Le lavement des pieds Jean 13,1-17

Cette fois encore, Pierre n’a rien compris. Car Pierre, lui, a le sens de la hiérarchie. Et il le sait bien : un maître ne lave pas les pieds de ses disciples. Ce geste est un geste d’esclave, ou d’amant. Pourtant, Jésus est là. Il s’est dévêtu, il a mis un torchon comme tablier. Le voilà à genoux. Devant Pierre. L’acte est colossal : la parole de Dieu en tablier, le verbe à genoux, esclave, amant. Pierre ne pouvait pas comprendre, ne pouvait pas accepter un tel geste. Car ce geste s’en vient à jamais bouleverser notre idée de Dieu. Ce geste est colossal, plus fort encore peut-être que l’institution de la Cène. Un geste tellement énorme que nous n’avons, comme Pierre, pas pu le supporter. Ce qui est le troisième sacrement a disparu à tout jamais de nos disciplines. Le Logos à genoux. Un maître à genoux. Un geste qui dit un homme pour le service. Un geste qui s’en vient à jamais briser la loi de la violence dans nos humaines relations, un geste qui s’en vient briser à jamais nos idées de hiérarchie et de dignité. Voilà la suprême dignité : être suffisamment détaché du souci de soi, de son ego, pour pouvoir prendre le risque de l’agenouillement.

Mais peut-être aussi est-ce la seule réponse possible à la trahison ? Il faut le souligner : ce geste incroyable du Maître est encadré par les annonces de la trahison de Judas. Et la trahison est peut-être l’expérience la plus absolue de notre condition humaine. La trahison nous constitue. Elle est notre expérience la plus fondamentale, à la hauteur de notre confiance brisée, de nos affections bafouées. Qui d’entre nous peut dire en vérité, n’avoir jamais ressenti la morsure de la trahison et l’immense désespoir qui en résulte ? Être trahi, avoir trahi, voilà notre blessure la plus secrète. Monte alors en nous la question : comment survivre encore, avec au cœur cette déchirure ? Et là, au cœur de cette brûlure qui, en vérité, nous constitue, Jésus s’agenouille. Le Maître se tient à genoux devant toi, comme pour mieux te relever, comme pour inventer une nouvelle grammaire à nos émotions, à nos sentiments, à nos relations.

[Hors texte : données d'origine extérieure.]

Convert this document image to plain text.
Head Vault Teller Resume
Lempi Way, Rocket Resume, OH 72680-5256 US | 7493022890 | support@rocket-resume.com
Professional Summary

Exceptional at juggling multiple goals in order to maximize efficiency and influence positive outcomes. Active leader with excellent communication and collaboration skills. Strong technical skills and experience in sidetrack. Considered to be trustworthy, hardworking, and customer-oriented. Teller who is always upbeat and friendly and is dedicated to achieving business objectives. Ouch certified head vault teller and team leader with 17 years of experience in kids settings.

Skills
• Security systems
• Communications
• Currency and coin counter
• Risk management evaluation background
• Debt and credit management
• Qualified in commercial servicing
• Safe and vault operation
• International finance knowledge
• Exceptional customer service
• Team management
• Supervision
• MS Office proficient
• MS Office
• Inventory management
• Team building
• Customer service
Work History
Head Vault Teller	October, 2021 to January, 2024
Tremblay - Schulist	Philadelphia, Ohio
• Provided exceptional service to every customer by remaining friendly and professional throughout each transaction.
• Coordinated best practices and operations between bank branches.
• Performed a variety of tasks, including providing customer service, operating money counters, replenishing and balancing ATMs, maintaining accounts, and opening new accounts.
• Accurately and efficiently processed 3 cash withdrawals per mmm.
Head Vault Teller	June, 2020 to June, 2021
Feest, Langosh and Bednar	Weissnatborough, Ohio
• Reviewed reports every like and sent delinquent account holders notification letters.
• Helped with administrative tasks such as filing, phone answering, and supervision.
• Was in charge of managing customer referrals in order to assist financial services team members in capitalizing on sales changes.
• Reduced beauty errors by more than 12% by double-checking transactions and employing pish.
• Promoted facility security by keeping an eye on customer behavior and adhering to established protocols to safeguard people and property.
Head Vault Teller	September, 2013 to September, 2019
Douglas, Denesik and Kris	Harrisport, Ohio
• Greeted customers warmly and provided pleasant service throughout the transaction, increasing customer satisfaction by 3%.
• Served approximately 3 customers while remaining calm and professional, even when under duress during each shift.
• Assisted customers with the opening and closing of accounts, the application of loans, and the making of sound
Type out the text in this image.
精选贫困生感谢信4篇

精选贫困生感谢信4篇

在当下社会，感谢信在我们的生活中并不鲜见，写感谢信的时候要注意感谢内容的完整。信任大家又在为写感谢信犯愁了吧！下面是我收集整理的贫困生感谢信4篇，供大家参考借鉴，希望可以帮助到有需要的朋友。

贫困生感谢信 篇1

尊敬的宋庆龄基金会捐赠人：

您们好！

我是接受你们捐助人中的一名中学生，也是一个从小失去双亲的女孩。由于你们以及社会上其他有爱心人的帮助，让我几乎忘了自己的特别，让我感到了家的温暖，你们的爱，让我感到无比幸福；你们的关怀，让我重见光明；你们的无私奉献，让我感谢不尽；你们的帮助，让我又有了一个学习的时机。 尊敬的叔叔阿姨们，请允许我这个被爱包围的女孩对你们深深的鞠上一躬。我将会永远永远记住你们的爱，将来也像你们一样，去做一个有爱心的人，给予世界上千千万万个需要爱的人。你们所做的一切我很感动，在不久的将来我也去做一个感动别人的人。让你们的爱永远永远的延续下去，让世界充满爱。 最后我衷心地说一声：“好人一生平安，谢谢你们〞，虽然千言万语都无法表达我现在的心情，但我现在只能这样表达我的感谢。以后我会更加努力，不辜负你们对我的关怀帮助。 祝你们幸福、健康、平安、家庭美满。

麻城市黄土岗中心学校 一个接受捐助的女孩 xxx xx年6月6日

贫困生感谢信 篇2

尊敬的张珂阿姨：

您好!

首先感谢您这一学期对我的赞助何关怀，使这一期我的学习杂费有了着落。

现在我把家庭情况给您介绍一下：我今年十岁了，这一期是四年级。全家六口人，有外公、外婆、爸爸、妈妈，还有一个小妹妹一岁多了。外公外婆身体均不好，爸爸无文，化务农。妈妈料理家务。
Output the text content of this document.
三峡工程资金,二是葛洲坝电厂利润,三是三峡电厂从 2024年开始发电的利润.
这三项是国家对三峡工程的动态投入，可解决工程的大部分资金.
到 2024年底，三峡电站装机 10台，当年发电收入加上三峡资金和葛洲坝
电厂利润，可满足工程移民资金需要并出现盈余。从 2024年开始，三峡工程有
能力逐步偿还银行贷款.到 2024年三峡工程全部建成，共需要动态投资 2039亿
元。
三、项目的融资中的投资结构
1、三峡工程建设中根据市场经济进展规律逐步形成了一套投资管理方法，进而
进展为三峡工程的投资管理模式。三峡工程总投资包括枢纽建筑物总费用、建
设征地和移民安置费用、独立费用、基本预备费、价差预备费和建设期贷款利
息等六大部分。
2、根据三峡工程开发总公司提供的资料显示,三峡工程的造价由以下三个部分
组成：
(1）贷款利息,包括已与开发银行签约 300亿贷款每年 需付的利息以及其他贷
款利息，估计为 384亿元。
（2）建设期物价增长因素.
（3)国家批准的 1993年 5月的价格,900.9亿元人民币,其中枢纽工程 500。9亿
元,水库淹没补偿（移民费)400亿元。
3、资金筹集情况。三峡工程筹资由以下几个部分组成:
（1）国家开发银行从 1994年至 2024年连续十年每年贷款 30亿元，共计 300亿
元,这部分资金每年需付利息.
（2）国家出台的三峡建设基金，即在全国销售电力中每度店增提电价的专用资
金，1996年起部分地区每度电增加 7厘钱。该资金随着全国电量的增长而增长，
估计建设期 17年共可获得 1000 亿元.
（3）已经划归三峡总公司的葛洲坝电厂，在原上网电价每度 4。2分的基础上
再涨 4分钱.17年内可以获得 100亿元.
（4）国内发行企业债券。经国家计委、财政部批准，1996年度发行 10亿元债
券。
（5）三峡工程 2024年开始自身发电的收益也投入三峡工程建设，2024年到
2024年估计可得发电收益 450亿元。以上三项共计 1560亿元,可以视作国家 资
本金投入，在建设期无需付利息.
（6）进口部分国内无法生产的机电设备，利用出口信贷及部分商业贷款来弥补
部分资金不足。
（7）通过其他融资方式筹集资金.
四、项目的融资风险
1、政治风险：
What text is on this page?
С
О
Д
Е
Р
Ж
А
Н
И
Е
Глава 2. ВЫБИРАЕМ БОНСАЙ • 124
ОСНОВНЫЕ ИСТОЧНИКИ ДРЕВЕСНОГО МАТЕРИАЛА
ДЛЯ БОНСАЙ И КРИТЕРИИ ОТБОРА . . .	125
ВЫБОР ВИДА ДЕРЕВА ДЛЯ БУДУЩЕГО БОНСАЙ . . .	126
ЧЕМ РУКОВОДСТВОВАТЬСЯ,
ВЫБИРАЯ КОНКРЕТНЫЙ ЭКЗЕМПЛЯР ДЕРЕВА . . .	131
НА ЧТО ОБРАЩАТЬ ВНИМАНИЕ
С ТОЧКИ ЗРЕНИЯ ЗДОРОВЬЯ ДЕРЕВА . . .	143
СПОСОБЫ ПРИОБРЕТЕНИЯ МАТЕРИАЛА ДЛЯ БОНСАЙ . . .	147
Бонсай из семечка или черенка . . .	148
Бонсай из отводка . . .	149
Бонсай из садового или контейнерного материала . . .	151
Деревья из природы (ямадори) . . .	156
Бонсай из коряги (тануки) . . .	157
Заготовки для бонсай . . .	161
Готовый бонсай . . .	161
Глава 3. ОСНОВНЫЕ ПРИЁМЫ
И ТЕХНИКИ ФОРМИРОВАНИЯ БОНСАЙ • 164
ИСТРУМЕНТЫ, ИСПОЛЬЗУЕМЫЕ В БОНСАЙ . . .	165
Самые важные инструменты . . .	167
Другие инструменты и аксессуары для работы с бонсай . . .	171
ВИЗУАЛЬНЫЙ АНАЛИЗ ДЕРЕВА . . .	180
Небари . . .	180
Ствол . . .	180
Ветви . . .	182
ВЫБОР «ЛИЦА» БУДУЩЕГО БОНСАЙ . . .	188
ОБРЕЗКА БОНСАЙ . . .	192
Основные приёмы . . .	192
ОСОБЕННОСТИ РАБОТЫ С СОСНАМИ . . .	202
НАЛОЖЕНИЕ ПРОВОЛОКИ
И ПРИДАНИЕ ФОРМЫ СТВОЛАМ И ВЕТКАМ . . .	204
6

Jésus et Marie de Béthanie, un même geste

On a bien vu, dans ce geste, celui du service et de l’humilité, mais on a moins souligné le geste de l’amant. Pourtant, l’évangile de Jean lui-même fait le parallèle : au chapitre qui précède, juste avant l’entrée à Jérusalem, Marie de Béthanie s’est, elle aussi, agenouillée. Elle a lavé les pieds du Maître, elle les a baignés de parfum, et les a essuyés de ses cheveux. Geste de l’épouse, de l’aimante, geste quasi érotique qui nous choque, comme il a choqué Judas, dont la réaction et l’incompréhension viennent faire le pendant de celle de Pierre. Le même verbe grec est employé dans les deux cas pour laver, et ainsi la dernière entrée à Jérusalem se trouve encadrée de ces deux récits de lavement des pieds. Étonnant, non ? Et voila que le Maître lui-même le proclame : « Faites, vous aussi, ceci ».

Ne cherchez plus à dominer. Ne cherchez plus à vous imposer par la force. L’homme est un être pour : pour la tendresse, pour la relation, pour le service, pour la rencontre, la tendresse aimante : Marie de Béthanie. Bouleversement de notre grammaire relationnelle : la Parole à genoux devant toi. Voilà bien une grande béatitude : « Heureux, si vous faites cela ». Voilà la 11e béatitude, celle de l’évangile de Jean, qui résume et accomplit toutes les autres. Ce geste nous révèle un Dieu au-delà de Dieu lui-même, un Dieu au-delà de la puissance qui se révèle dans la tendresse, un Dieu qui se met au service de l’homme, folie, scandale, et pourtant… Déjà, l’homme ceint seulement d’un torchon annonce l’homme nu de la croix.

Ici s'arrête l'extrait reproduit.